I recently had the opportunity to moderate a webcast about Apache Hudi with Nishith Agarwal and Sivabalan Narayanan, both engineers with Uber. Both Agarwal and Narayanan are active members of the Hudi programming committee.
The Hudi data lake project was originally developed at Uber in 2016, open-sourced in 2017, and submitted to the Apache Incubator in January 2019. Apache Hudi data lake technology enables stream processing on top of Apache Hadoop compatible cloud stores and distributed file systems. The solution provides tools to ingest data onto HDFS or cloud storage, as well as provide an incremental approach to resource-intensive ETL, Hive, or Spark jobs. It is designed to get data into the hands of users and analysts much quicker.
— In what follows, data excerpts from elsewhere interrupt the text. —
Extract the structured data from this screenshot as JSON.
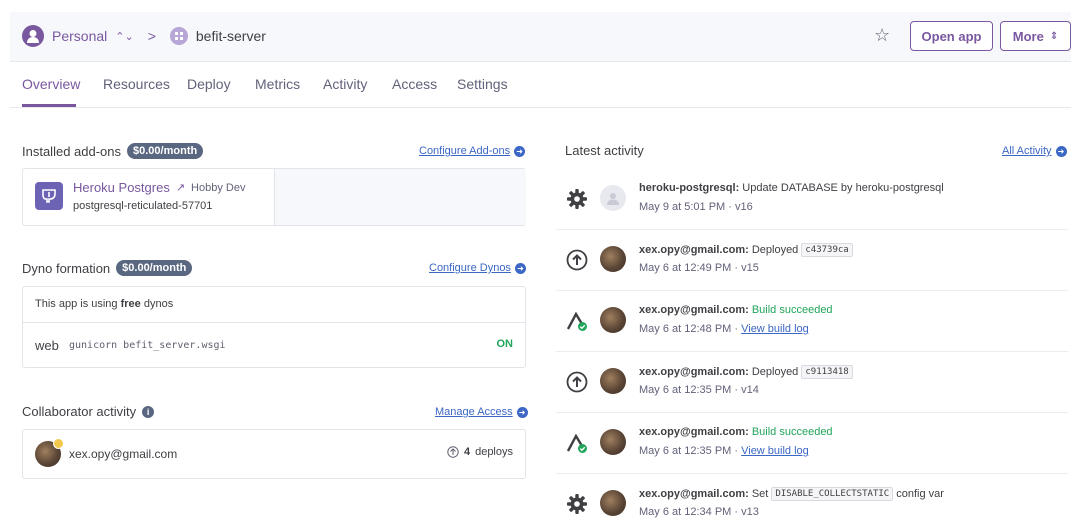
{
  "header": {
    "account_label": "Personal",
    "breadcrumb_sep": ">",
    "app_name": "befit-server",
    "open_app_label": "Open app",
    "more_label": "More"
  },
  "tabs": [
    {
      "label": "Overview",
      "active": true
    },
    {
      "label": "Resources",
      "active": false
    },
    {
      "label": "Deploy",
      "active": false
    },
    {
      "label": "Metrics",
      "active": false
    },
    {
      "label": "Activity",
      "active": false
    },
    {
      "label": "Access",
      "active": false
    },
    {
      "label": "Settings",
      "active": false
    }
  ],
  "addons": {
    "title": "Installed add-ons",
    "price": "$0.00/month",
    "configure_label": "Configure Add-ons",
    "items": [
      {
        "name": "Heroku Postgres",
        "plan": "Hobby Dev",
        "id": "postgresql-reticulated-57701"
      }
    ]
  },
  "dynos": {
    "title": "Dyno formation",
    "price": "$0.00/month",
    "configure_label": "Configure Dynos",
    "free_prefix": "This app is using ",
    "free_word": "free",
    "free_suffix": " dynos",
    "process": {
      "type": "web",
      "command": "gunicorn befit_server.wsgi",
      "state": "ON"
    }
  },
  "collaborators": {
    "title": "Collaborator activity",
    "manage_label": "Manage Access",
    "items": [
      {
        "email": "xex.opy@gmail.com",
        "deploy_count": "4",
        "deploy_word": "deploys"
      }
    ]
  },
  "activity": {
    "title": "Latest activity",
    "all_label": "All Activity",
    "items": [
      {
        "icon": "gear-icon",
        "actor": "heroku-postgresql:",
        "text": "Update DATABASE by heroku-postgresql",
        "time": "May 9 at 5:01 PM",
        "ver": "v16"
      },
      {
        "icon": "deploy-icon",
        "actor": "xex.opy@gmail.com:",
        "text": "Deployed",
        "commit": "c43739ca",
        "time": "May 6 at 12:49 PM",
        "ver": "v15"
      },
      {
        "icon": "build-icon",
        "actor": "xex.opy@gmail.com:",
        "text": "Build succeeded",
        "time": "May 6 at 12:48 PM",
        "link": "View build log"
      },
      {
        "icon": "deploy-icon",
        "actor": "xex.opy@gmail.com:",
        "text": "Deployed",
        "commit": "c9113418",
        "time": "May 6 at 12:35 PM",
        "ver": "v14"
      },
      {
        "icon": "build-icon",
        "actor": "xex.opy@gmail.com:",
        "text": "Build succeeded",
        "time": "May 6 at 12:35 PM",
        "link": "View build log"
      },
      {
        "icon": "gear-icon",
        "actor": "xex.opy@gmail.com:",
        "text_pre": "Set",
        "commit": "DISABLE_COLLECTSTATIC",
        "text_post": "config var",
        "time": "May 6 at 12:34 PM",
        "ver": "v13"
      }
    ]
  },
  "colors": {
    "brand": "#79589f",
    "link": "#3c67c4",
    "success": "#21a55a",
    "pill": "#5a6780"
  }
}
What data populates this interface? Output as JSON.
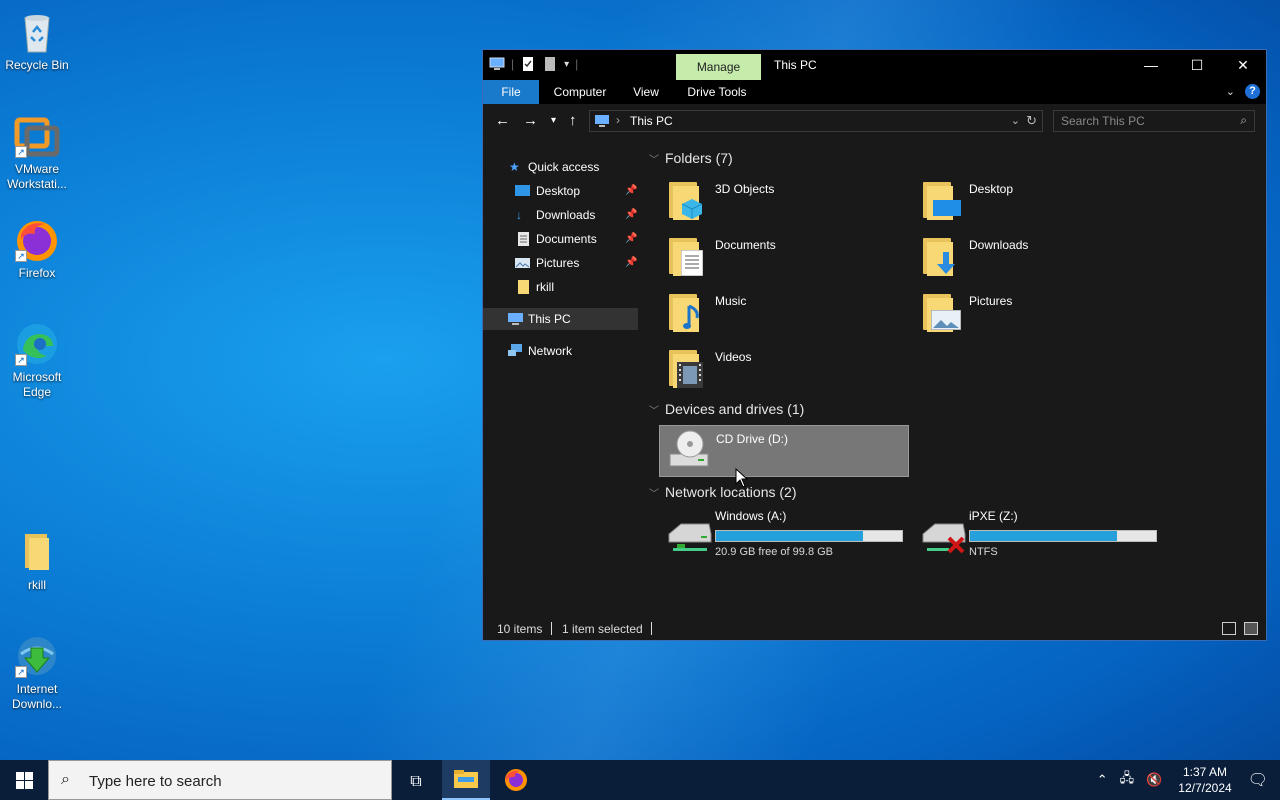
{
  "desktop": {
    "icons": [
      {
        "label": "Recycle Bin"
      },
      {
        "label": "VMware\nWorkstati..."
      },
      {
        "label": "Firefox"
      },
      {
        "label": "Microsoft\nEdge"
      },
      {
        "label": "rkill"
      },
      {
        "label": "Internet\nDownlo..."
      }
    ]
  },
  "window": {
    "contextual_tab": "Manage",
    "title": "This PC",
    "ribbon_tabs": [
      "File",
      "Computer",
      "View",
      "Drive Tools"
    ],
    "address": {
      "path": "This PC"
    },
    "search": {
      "placeholder": "Search This PC"
    },
    "nav": {
      "quick_access": "Quick access",
      "quick_items": [
        {
          "label": "Desktop",
          "icon": "desktop-icon",
          "pinned": true
        },
        {
          "label": "Downloads",
          "icon": "downloads-icon",
          "pinned": true
        },
        {
          "label": "Documents",
          "icon": "documents-icon",
          "pinned": true
        },
        {
          "label": "Pictures",
          "icon": "pictures-icon",
          "pinned": true
        },
        {
          "label": "rkill",
          "icon": "folder-icon",
          "pinned": false
        }
      ],
      "this_pc": "This PC",
      "network": "Network"
    },
    "folders_header": "Folders (7)",
    "folders": [
      "3D Objects",
      "Desktop",
      "Documents",
      "Downloads",
      "Music",
      "Pictures",
      "Videos"
    ],
    "devices_header": "Devices and drives (1)",
    "devices": [
      {
        "name": "CD Drive (D:)"
      }
    ],
    "network_header": "Network locations (2)",
    "network_locations": [
      {
        "name": "Windows (A:)",
        "detail": "20.9 GB free of 99.8 GB",
        "used_fraction": 0.79
      },
      {
        "name": "iPXE (Z:)",
        "detail": "NTFS",
        "used_fraction": 0.79
      }
    ],
    "status": {
      "items": "10 items",
      "selected": "1 item selected"
    }
  },
  "taskbar": {
    "search_placeholder": "Type here to search",
    "time": "1:37 AM",
    "date": "12/7/2024"
  },
  "colors": {
    "accent": "#1979ca",
    "manage_tab": "#c6ecac",
    "drive_bar": "#26a0da",
    "window_bg": "#191919"
  }
}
At Uber, “Hudi powers many different use cases,” says Agarwal, noting that the company’s enterprise data lake is built on Hudi. “We have about 250 petabytes of data that’s managed by the data lake platform. The kinds of use cases that it enables are, for example, whenever you build machine learning pipelines. One of the challenges are if data is changing upstream, and I want to update my feature set, how do I update my feature set without actually reading the entire data and re-snapshotting it? That becomes a really costly process. For example, if we run the data models for UberEats, which are massive, hundreds and hundreds of terabytes and consuming that data becomes tricky. One of the ways where Hudi is being employed is to make all of this incremental, with all of these primitives.”
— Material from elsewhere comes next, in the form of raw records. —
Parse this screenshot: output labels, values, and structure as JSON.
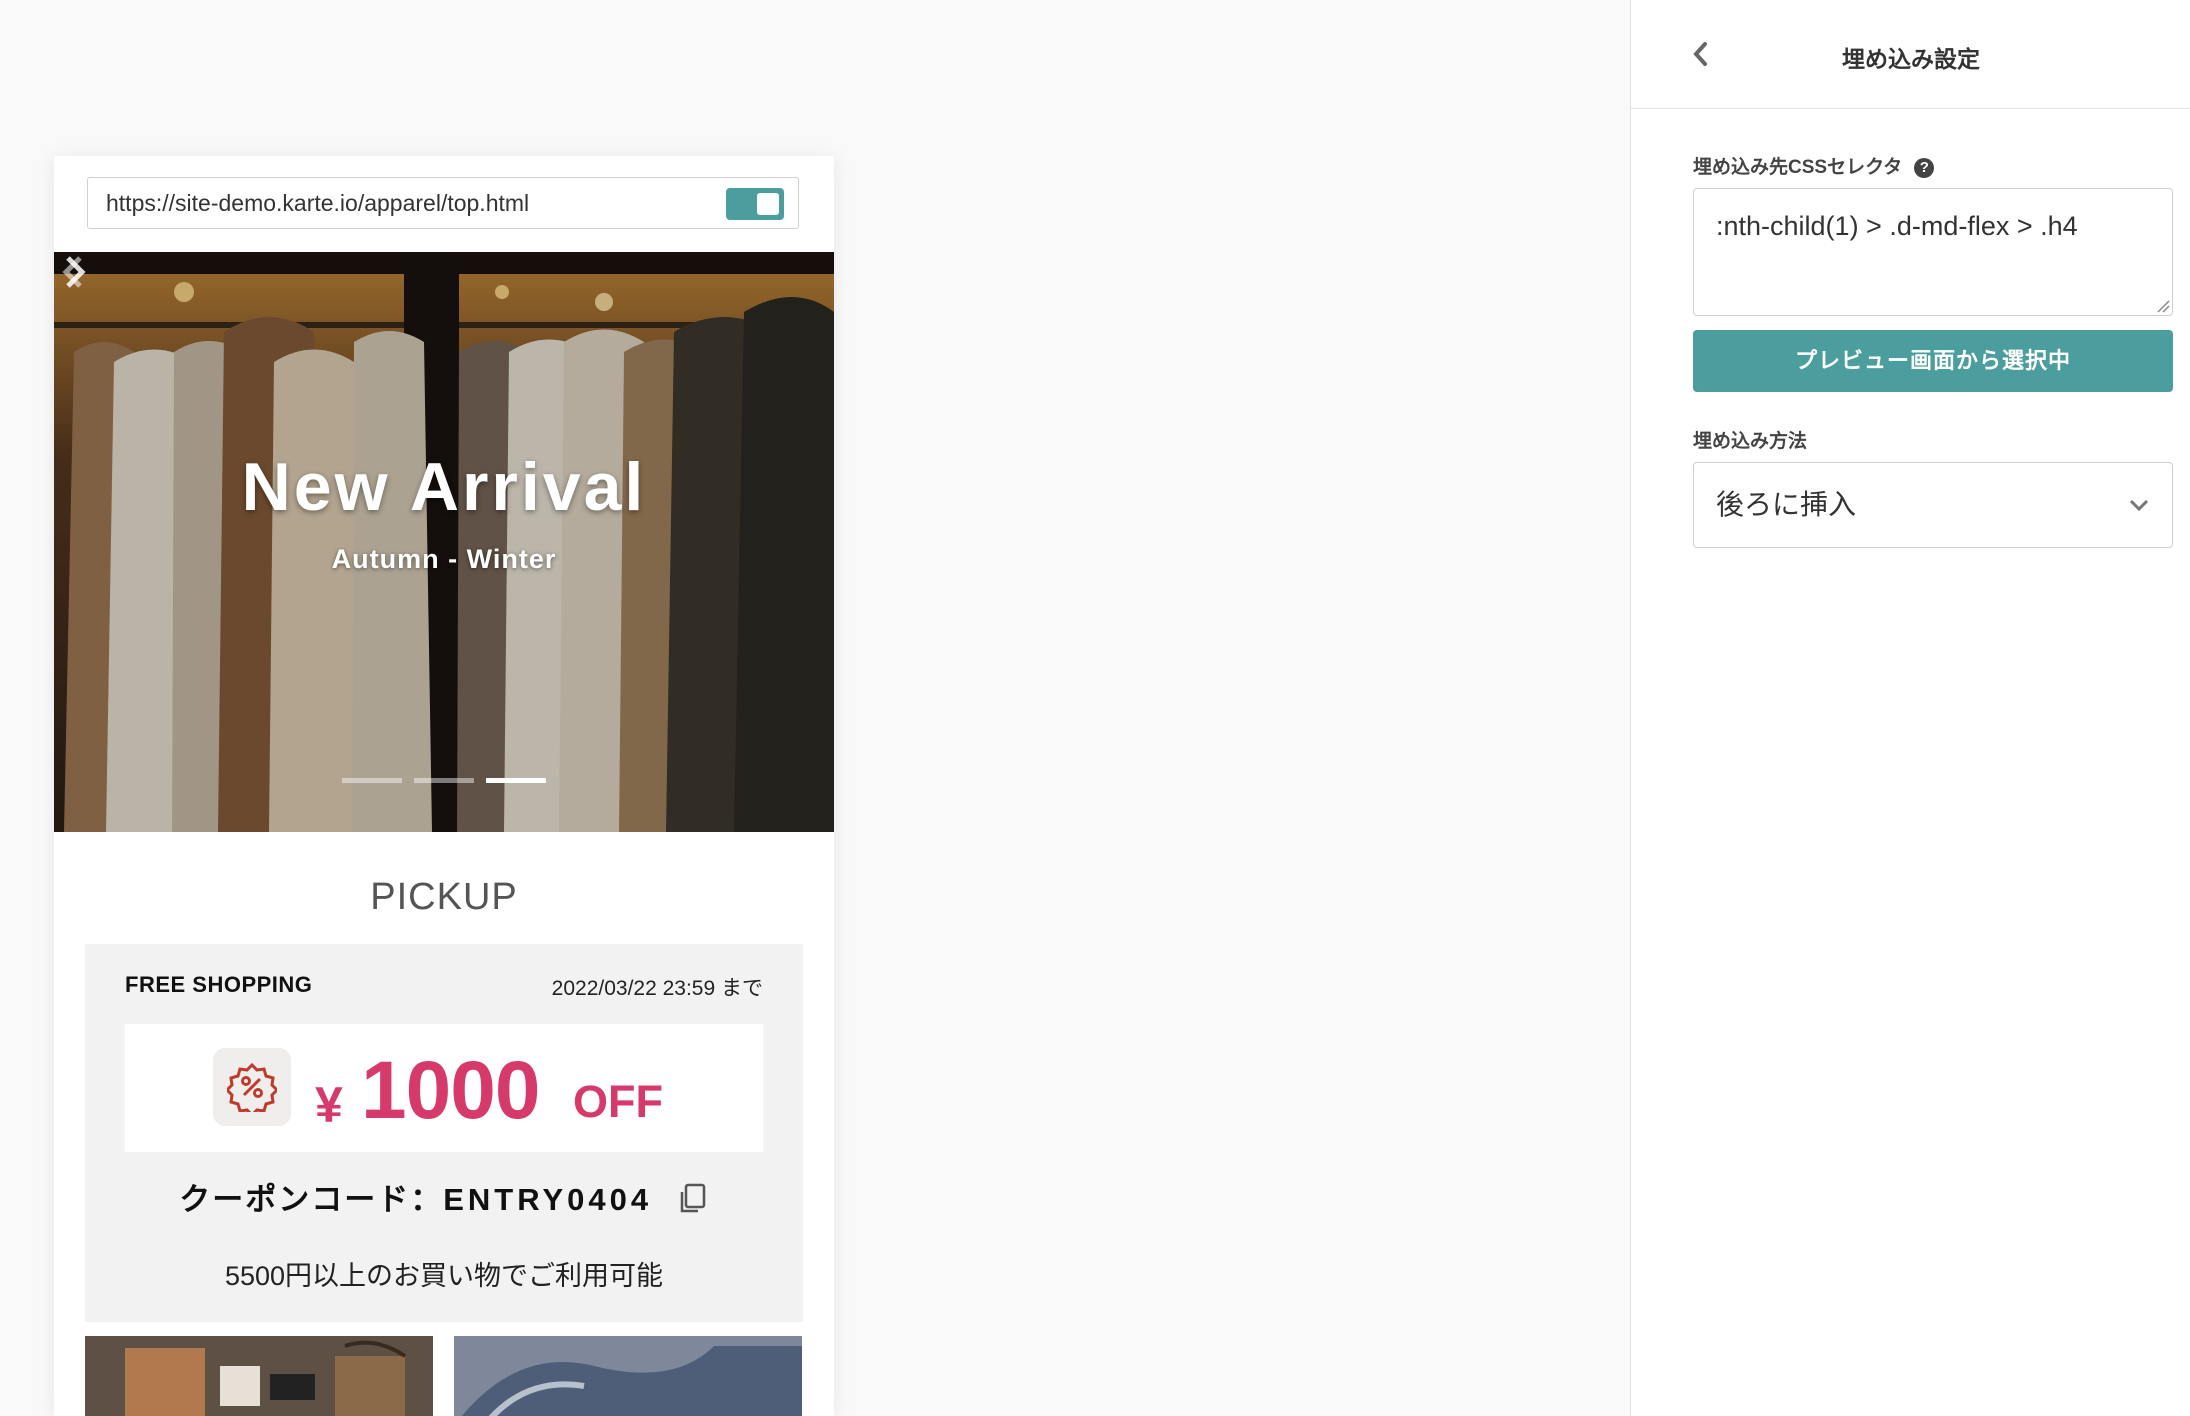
{
  "preview": {
    "url": "https://site-demo.karte.io/apparel/top.html",
    "toggle_on": true,
    "hero": {
      "title": "New Arrival",
      "subtitle": "Autumn - Winter",
      "slides_total": 3,
      "active_slide": 3
    },
    "section_title": "PICKUP",
    "coupon": {
      "label": "FREE SHOPPING",
      "deadline": "2022/03/22 23:59 まで",
      "currency": "¥",
      "amount": "1000",
      "suffix": "OFF",
      "code_label": "クーポンコード：",
      "code_value": "ENTRY0404",
      "condition": "5500円以上のお買い物でご利用可能"
    }
  },
  "panel": {
    "title": "埋め込み設定",
    "selector_label": "埋め込み先CSSセレクタ",
    "selector_value": ":nth-child(1) > .d-md-flex > .h4",
    "pick_button": "プレビュー画面から選択中",
    "method_label": "埋め込み方法",
    "method_value": "後ろに挿入"
  },
  "colors": {
    "accent": "#4b9e9d",
    "coupon_red": "#d63a6a",
    "background": "#f9f9f9"
  }
}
Another use case is around managing earnings data, Argawal continues. “As we go through all of the business use cases that Uber has, exposing different data to different customers to different users, how do we do that in an efficient way? How do you point out exactly where the data lies and then be able to expose this data again to the record level, indexing all of these things? Hudi helps immensely in those kinds of use cases.”
Going forward, Argawal anticipates tighter integration with other streaming platforms such as Kafka. “Generally, Hudi will connect to Kafka directly and pull streams. Kafka Streams itself is also an execution framework, like Apache Fling, but has some custom semantics, and right now, there is no support for running Hudi on Kafka Streams, but we are looking at providing connectors that may be able to do that.”